- Died: before 1055 Goryeo
- Spouse: Hyeonjong of Goryeo ​(before 1024)​
- Issue: Queen Gyeongseong

Posthumous name
- Wonsun (원순, 元順; "Primary and Obedience")
- House: Gyeongju Kim clan
- Father: Kim In-wi

= Royal Consort Wonsun Suk-Bi =

11th-century Korean consort

Pure Consort Wonsun of the Gyeongju Kim clan or before called as Mistress Gyeongheungwon was a Korean Royal Consort as the 8th wife of King Hyeonjong of Goryeo and the mother of Queen Gyeongseong.

==Biography==
===Early life and background===
She was born into the Gyeongju Kim clan as the daughter of Kim In-wi. Her sister would become Yi Ja-yeon's wife and the mother of the future Queen Inye, Consort Ingyeong, and Consort Injeol.

===Palace life===
Although she was unknown when she first entered the palace, she was initially honoured as Primary Lady Gyeongheung and given the Gyeongheung Residence as her manor. In 1024 (15th year reign of Hyeonjong of Goryeo), she was given a consort's royal title, Deok-Bi. Meanwhile, her father was given a royal government position and received 300 Sik-eup.

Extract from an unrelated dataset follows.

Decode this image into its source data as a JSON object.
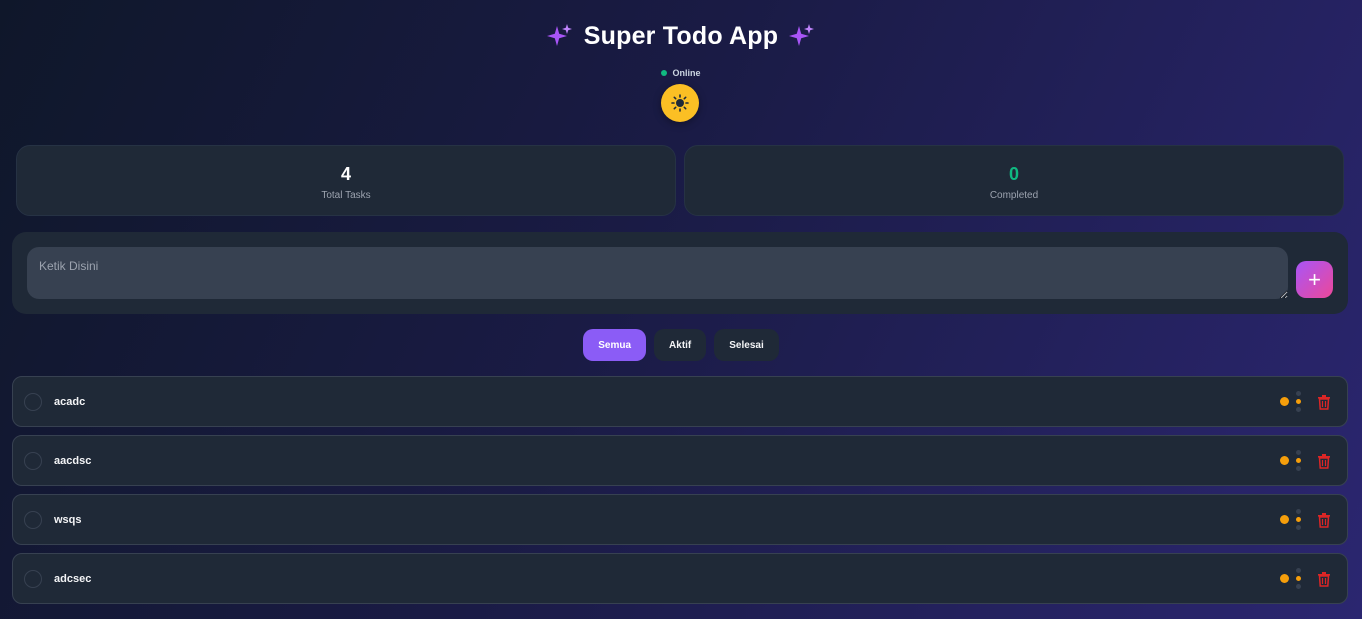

With King Hyeonjong of Goryeo, she had one child, a daughter. Their daughter married her own half-brother, King Deokjong and was posthumously known as "Queen Gyeongseong".

===Funeral===
Her death date was unrecorded in Goryeosa, the main surviving text on the Goryeo period. In 1057 (11th year reign of King Munjong) however, Queen Wonmok recorded that it was said that Munjong and his ministers were discussed the deceased Queen Wonmok's funeral, alongside buried Lady Kim and Wonmok based on the example of Queen Munhwa, which Kim was presumed to die before 1055.

Even though her tomb is unknown, she was later known posthumously as Pure Consort Wonsun.